The bug, called a nematode, is a worm invisible to the naked eye which swarms through a pine tree's innards and kills it within weeks by choking off the flow of sap. It gets around by hitching a lift in the respiratory system of a flying beetle which looks a bit like a cockroach.

The beetle is believed to have arrived in Portugal in a ship's cargo from East Asia, where in the 1970s the nematode almost wiped out Japan's vast pine forests. The following decade major outbreaks were recorded in the pine forests of China, Taiwan and Korea.

Pine wilt disease is endemic to North America. However, losses there are not widespread, in large part due to different climatic conditions where pine is found. The nematode is fonder of the warm conditions found in southern Europe. Cooler countries to the north are in less peril, though trade restrictions are likely if it is detected there.

Coimbra's felled tree bore the telltale signs of infection by the deadly invader: colour drained from the needles which turned brown and then dropped off, leaving the bare stick of a doomed tree.
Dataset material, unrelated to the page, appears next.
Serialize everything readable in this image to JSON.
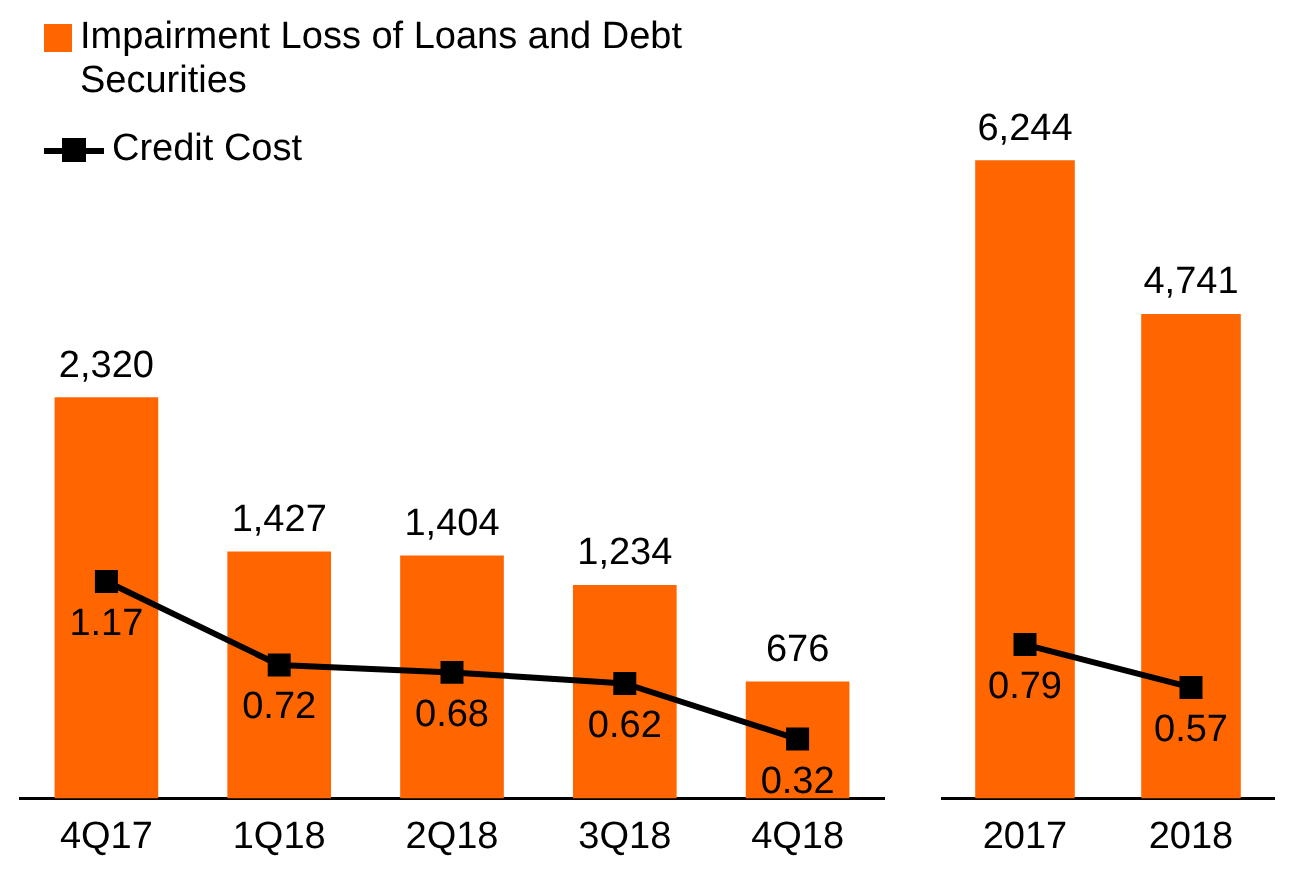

The nematode was first detected in the Setubal region south of Lisbon in 1999. Some 340,000 trees died there in just two years. Experts suspect the beetle arrived in wooden crates or pallets at a nearby port after Portugal rolled down its flag in Macau and handed the territory back to Chinese rule that year.

Despite official efforts to halt its spread, including the felling of pines over 128,000 hectares to create a containment belt three kilometres wide and more than 100 kilometres long, the nematode has marched on.

The Agriculture Ministry in Lisbon did not reply to requests to view the measures being taken.

Manuel Mota, an expert at Portugal's University of Evora and co-author of a recent book called Pine Wilt Disease: A Worldwide Threat to Forest Ecosystems, says the bug is a fearsome enemy.

"The disease is devastating," Mota said. "In scientific circles we say, 'Nematodes are forever.' You're not going to be able to eradicate it. It's impossible."

British Columbia forests have faced similar devastation due to the scourge of the mountain pine beetle.